A biotech company developing a Duchenne muscular dystrophy drug has suffered a setback with the U.S. Food and Drug Administration. The company in trouble is Santhera Pharmaceuticals (SANN.SW), not Sarepta Therapeutics (SRPT - Get Report) , so breathe.
Santhera's timetable to seek approval in the U.S. for its Duchenne drug Raxone is now pushed back to 2020 after the FDA said a second, successful phase III study will be required, the company said Thursday.
The company had hoped to persuade the FDA to accept an accelerated approval filing for Raxone based on a single, already completed phase III study. After meeting with Santhera, however, the FDA turned down the company's request.
Santhera intends to start enrolling Duchenne patients into the second phase III study soon, but doesn't anticipated having results until the second half of 2019.
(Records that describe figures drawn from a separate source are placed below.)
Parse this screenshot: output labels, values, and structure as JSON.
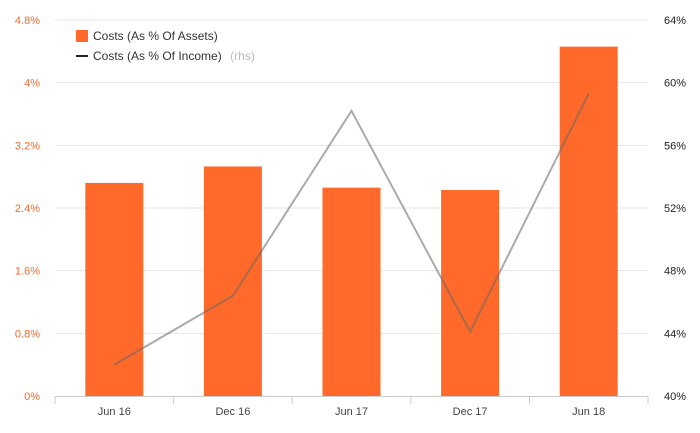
{
  "chart_data": {
    "type": "bar",
    "categories": [
      "Jun 16",
      "Dec 16",
      "Jun 17",
      "Dec 17",
      "Jun 18"
    ],
    "series": [
      {
        "name": "Costs (As % Of Assets)",
        "type": "bar",
        "axis": "left",
        "color": "#ff6a2a",
        "values": [
          2.72,
          2.93,
          2.66,
          2.63,
          4.46
        ]
      },
      {
        "name": "Costs (As % Of Income)",
        "type": "line",
        "axis": "right",
        "note": "(rhs)",
        "color": "#aaaaaa",
        "values": [
          42.0,
          46.4,
          58.2,
          44.1,
          59.3
        ]
      }
    ],
    "y_left": {
      "ylim": [
        0,
        4.8
      ],
      "ticks": [
        0,
        0.8,
        1.6,
        2.4,
        3.2,
        4,
        4.8
      ],
      "tick_labels": [
        "0%",
        "0.8%",
        "1.6%",
        "2.4%",
        "3.2%",
        "4%",
        "4.8%"
      ],
      "color": "#f26a2a"
    },
    "y_right": {
      "ylim": [
        40,
        64
      ],
      "ticks": [
        40,
        44,
        48,
        52,
        56,
        60,
        64
      ],
      "tick_labels": [
        "40%",
        "44%",
        "48%",
        "52%",
        "56%",
        "60%",
        "64%"
      ],
      "color": "#222222"
    },
    "grid": true,
    "legend": "top-left"
  }
}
European regulators are reviewing Raxone based on the single, phase III study, with an approval decision likely early next year.
Santhera shares are down 38% on the Swiss stock exchange in Thursday trading.
Raxone, also known as idebenone, is a pill designed to stimulate mitochondria, the energy-producing organelle found inside cells. Santhera is developing Raxone to improve the lung function of Duchenne patients. The progressive weakening of muscles in the chest of Duchenne patients leads to respiratory disease and breathing problems.Santhera's focus with Raxone is symptomatic improvement for Duchenne patients. The drug isn't intended to be disease modifying like the "exon skipper" eteplirsen being developed Sarepta. But eteplirsen is suitable only in patients with a specific genetic mutation, where Raxone has the potential to benefit all Duchenne patients and could be used in combination with disease-modifying drugs, if approved.